La diphtérie s’intensifie au Mali : une menace de santé publique dans un contexte humanitaire complexe
Le Mali fait face à une recrudescence alarmante de diphtérie, une infection pourtant évitable par la vaccination. Depuis la mi-septembre, cette maladie contagieuse se propage rapidement, exploitant la fragilité d’un système de santé déjà sous pression, des pénuries persistantes de ressources et des obstacles croissants à l’acheminement de l’aide humanitaire.
Les chiffres officiels, qui faisaient état de plus de 530 cas et d’une trentaine de décès début décembre, ne reflètent probablement qu’une partie de la réalité. Les Nations Unies alertent sur une sous-déclaration massive, suggérant une situation bien plus critique sur le terrain. Les régions de Mopti et Ségou, au centre, ainsi que Tombouctou, au nord-ouest, enregistrent les taux de mortalité les plus élevés. Ces zones, déjà confrontées à une insécurité chronique, à des restrictions de mouvement et à la défaillance des services publics essentiels, voient la propagation de la diphtérie exacerbée par le manque de vaccins, un accès limité aux soins, les déplacements massifs de populations et une instabilité persistante.
Un soutien financier d’urgence pour la réponse sanitaire
Face à cette urgence sanitaire, Tom Fletcher, le chef des opérations humanitaires de l’ONU, a alloué un million de dollars provenant du Fonds central d’intervention d’urgence des Nations Unies (CERF). Ce financement crucial vise à soutenir une réponse sanitaire immédiate, permettant à l’Organisation mondiale de la Santé (OMS) de déployer des équipes médicales d’urgence, d’assurer la fourniture d’antibiotiques et d’antitoxines vitales, de renforcer les mesures de prévention des infections, d’améliorer la prise en charge des patients, d’organiser le suivi des contacts et de sensibiliser activement les communautés.
Cependant, cette mobilisation se heurte à des défis majeurs. L’accès humanitaire au Mali est de plus en plus compromis, en particulier dans les vastes étendues du centre et du nord du pays.

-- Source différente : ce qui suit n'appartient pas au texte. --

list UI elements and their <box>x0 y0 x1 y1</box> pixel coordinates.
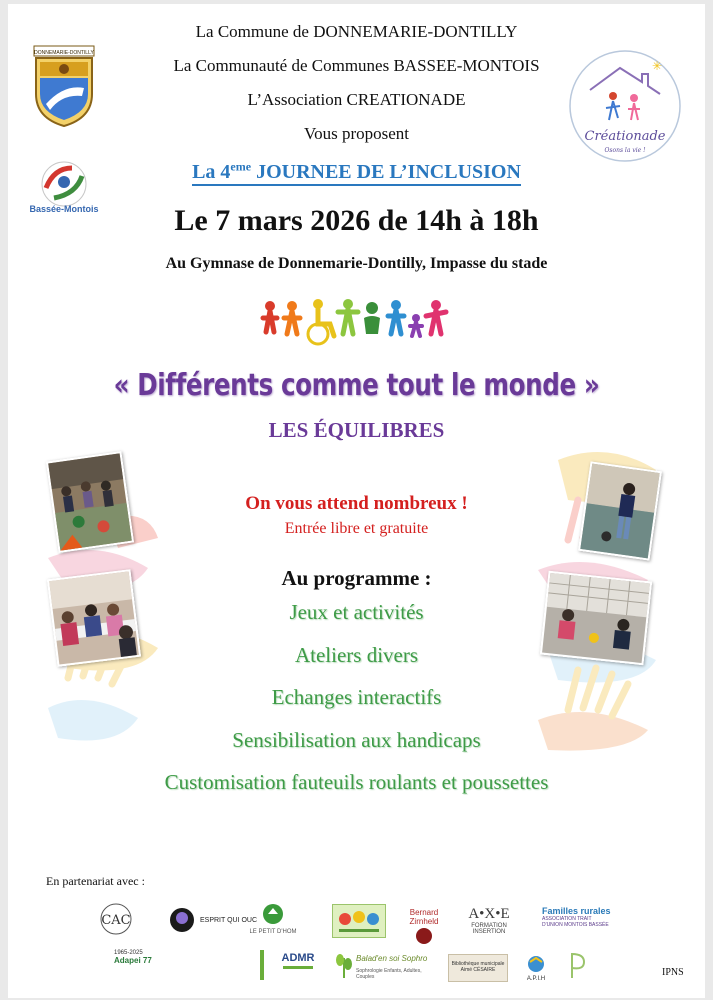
axe-logo <box>464 906 514 940</box>
adapei-years: 1965-2025 <box>114 950 143 956</box>
person-figure-lightgreen <box>338 299 358 334</box>
event-location: Au Gymnase de Donnemarie-Dontilly, Impasse du stade <box>165 255 548 272</box>
familles-subtitle: ASSOCIATION TRAIT D'UNION MONTOIS BASSÉE <box>542 916 609 928</box>
program-item: Echanges interactifs <box>271 685 442 709</box>
biblio-line1: Bibliothèque municipale <box>451 961 505 967</box>
event-title-suffix: JOURNEE DE L’INCLUSION <box>251 160 521 183</box>
header-commune: La Commune de DONNEMARIE-DONTILLY <box>195 22 518 41</box>
header-propose: Vous proposent <box>304 124 409 143</box>
sophro-subtitle: Sophrologie Enfants, Adultes, Couples <box>356 968 422 980</box>
cac-logo <box>94 902 138 936</box>
admr-underline <box>283 966 313 969</box>
biblio-line2: Aimé CÉSAIRE <box>460 967 496 973</box>
program-item: Sensibilisation aux handicaps <box>232 728 481 752</box>
partners-title: En partenariat avec : <box>46 874 145 888</box>
esprit-text: ESPRIT QUI OUC <box>200 917 258 924</box>
event-slogan: « Différents comme tout le monde » <box>113 368 600 403</box>
admr-text: ADMR <box>281 952 315 964</box>
wheelchair-figure-yellow <box>308 299 334 344</box>
creationade-caption: Créationade <box>584 129 666 144</box>
axe-title: A•X•E <box>468 906 510 922</box>
admr-logo <box>276 952 320 982</box>
bassee-caption: Bassée-Montois <box>29 204 99 214</box>
apih-logo <box>520 954 552 982</box>
p-logo <box>566 950 588 980</box>
axe-subtitle: FORMATION INSERTION <box>471 923 507 935</box>
green-separator-bar <box>260 950 264 980</box>
program-item: Customisation fauteuils roulants et poussettes <box>164 770 549 794</box>
bernard-line2: Zirnheld <box>409 917 439 926</box>
person-figure-purple-small <box>410 314 422 336</box>
sophro-logo <box>334 950 434 984</box>
bernard-line1: Bernard <box>409 908 439 917</box>
esprit-logo <box>168 904 258 938</box>
familles-rurales-logo <box>542 906 612 940</box>
program-title: Au programme : <box>281 566 432 590</box>
enfants-bassee-logo <box>332 904 386 938</box>
petit-home-logo <box>244 902 302 938</box>
adapei-name: Adapei 77 <box>114 956 152 965</box>
program-item: Jeux et activités <box>289 600 424 624</box>
header-association: L’Association CREATIONADE <box>247 90 466 109</box>
welcome-message: On vous attend nombreux ! <box>245 493 468 514</box>
bernard-emblem-icon <box>416 928 432 944</box>
bernard-zirnheld-logo <box>406 908 442 952</box>
person-figure-orange <box>284 301 300 334</box>
person-figure-red <box>263 301 277 332</box>
person-figure-green <box>364 302 380 334</box>
cac-text: CAC <box>101 913 131 928</box>
flyer-page <box>8 4 705 998</box>
crest-caption: DONNEMARIE-DONTILLY <box>34 50 94 56</box>
event-title-sup: eme <box>230 159 252 173</box>
apih-text: A.P.I.H <box>526 976 546 982</box>
svg-text:✳: ✳ <box>652 59 663 73</box>
familles-title: Familles rurales <box>542 906 611 916</box>
header-communaute: La Communauté de Communes BASSEE-MONTOIS <box>173 56 540 75</box>
event-title-underlined <box>192 161 521 186</box>
person-figure-pink <box>426 300 446 334</box>
adapei-logo <box>114 950 212 980</box>
creationade-tagline: Osons la vie ! <box>604 147 646 154</box>
ipns-mention: IPNS <box>662 967 684 978</box>
inclusion-people-illustration <box>260 296 452 350</box>
person-figure-blue <box>388 300 404 334</box>
program-item: Ateliers divers <box>294 643 419 667</box>
event-date: Le 7 mars 2026 de 14h à 18h <box>174 204 539 237</box>
event-theme: LES ÉQUILIBRES <box>268 418 445 442</box>
bibliotheque-logo <box>448 954 508 982</box>
event-title-prefix: La 4 <box>192 160 231 183</box>
petit-home-text: LE PETIT D'HOM <box>249 929 297 935</box>
entry-info: Entrée libre et gratuite <box>284 520 429 537</box>
event-title <box>8 159 705 184</box>
sophro-title: Balad'en soi Sophro <box>356 954 428 963</box>
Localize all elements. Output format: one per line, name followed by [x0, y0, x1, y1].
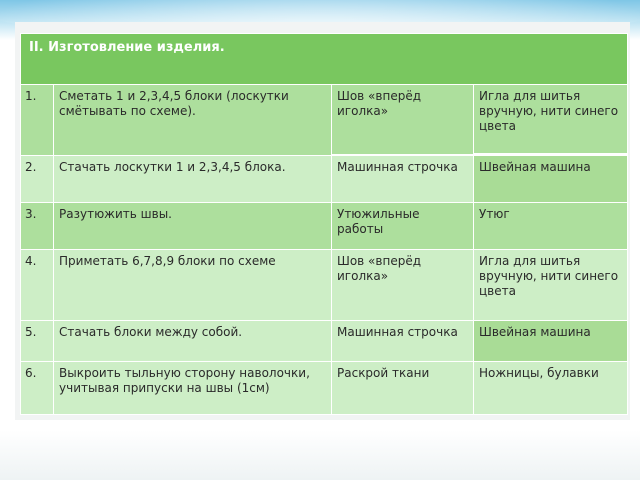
tools-cell: Утюг [474, 203, 628, 250]
tools-cell: Швейная машина [474, 321, 628, 362]
row-number: 3. [21, 203, 54, 250]
technique-cell: Шов «вперёд иголка» [332, 85, 474, 155]
process-table [20, 33, 628, 415]
table-title-row [21, 34, 628, 85]
row-number: 6. [21, 362, 54, 415]
table-row [21, 203, 628, 250]
step-cell: Стачать блоки между собой. [54, 321, 332, 362]
step-cell: Приметать 6,7,8,9 блоки по схеме [54, 250, 332, 321]
table-row [21, 362, 628, 415]
step-cell: Сметать 1 и 2,3,4,5 блоки (лоскутки смётывать по схеме). [54, 85, 332, 156]
table-row [21, 250, 628, 321]
row-number: 4. [21, 250, 54, 321]
technique-cell: Машинная строчка [332, 321, 474, 362]
technique-cell: Раскрой ткани [332, 362, 474, 415]
tools-cell: Ножницы, булавки [474, 362, 628, 415]
row-number: 2. [21, 156, 54, 203]
background-bottom [0, 430, 640, 480]
technique-cell: Машинная строчка [332, 156, 474, 203]
table-row [21, 156, 628, 203]
table-row [21, 85, 628, 154]
row-number: 1. [21, 85, 54, 156]
tools-cell: Швейная машина [474, 156, 628, 203]
technique-cell: Шов «вперёд иголка» [332, 250, 474, 321]
table-title: II. Изготовление изделия. [21, 34, 628, 85]
tools-cell: Игла для шитья вручную, нити синего цвета [474, 250, 628, 321]
tools-cell: Игла для шитья вручную, нити синего цвета [474, 85, 628, 154]
step-cell: Стачать лоскутки 1 и 2,3,4,5 блока. [54, 156, 332, 203]
step-cell: Разутюжить швы. [54, 203, 332, 250]
technique-cell: Утюжильные работы [332, 203, 474, 250]
table-row [21, 321, 628, 362]
row-number: 5. [21, 321, 54, 362]
step-cell: Выкроить тыльную сторону наволочки, учитывая припуски на швы (1см) [54, 362, 332, 415]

Les pénuries de carburant, les restrictions de déplacement et l’insécurité grandissante ont considérablement ralenti les opérations sur le terrain ces dernières semaines. Les cliniques mobiles peinent à atteindre les populations isolées, les chaînes d’approvisionnement sont fragilisées, laissant les communautés les plus vulnérables sans accès aux soins nécessaires.
La recrudescence de la diphtérie est un symptôme d’une crise humanitaire plus vaste qui affecte le Mali. Dans un pays où plus d’un quart de la population a besoin d’assistance, cette épidémie met en lumière la fragilité des infrastructures étatiques et la nécessité urgente d’un soutien accru.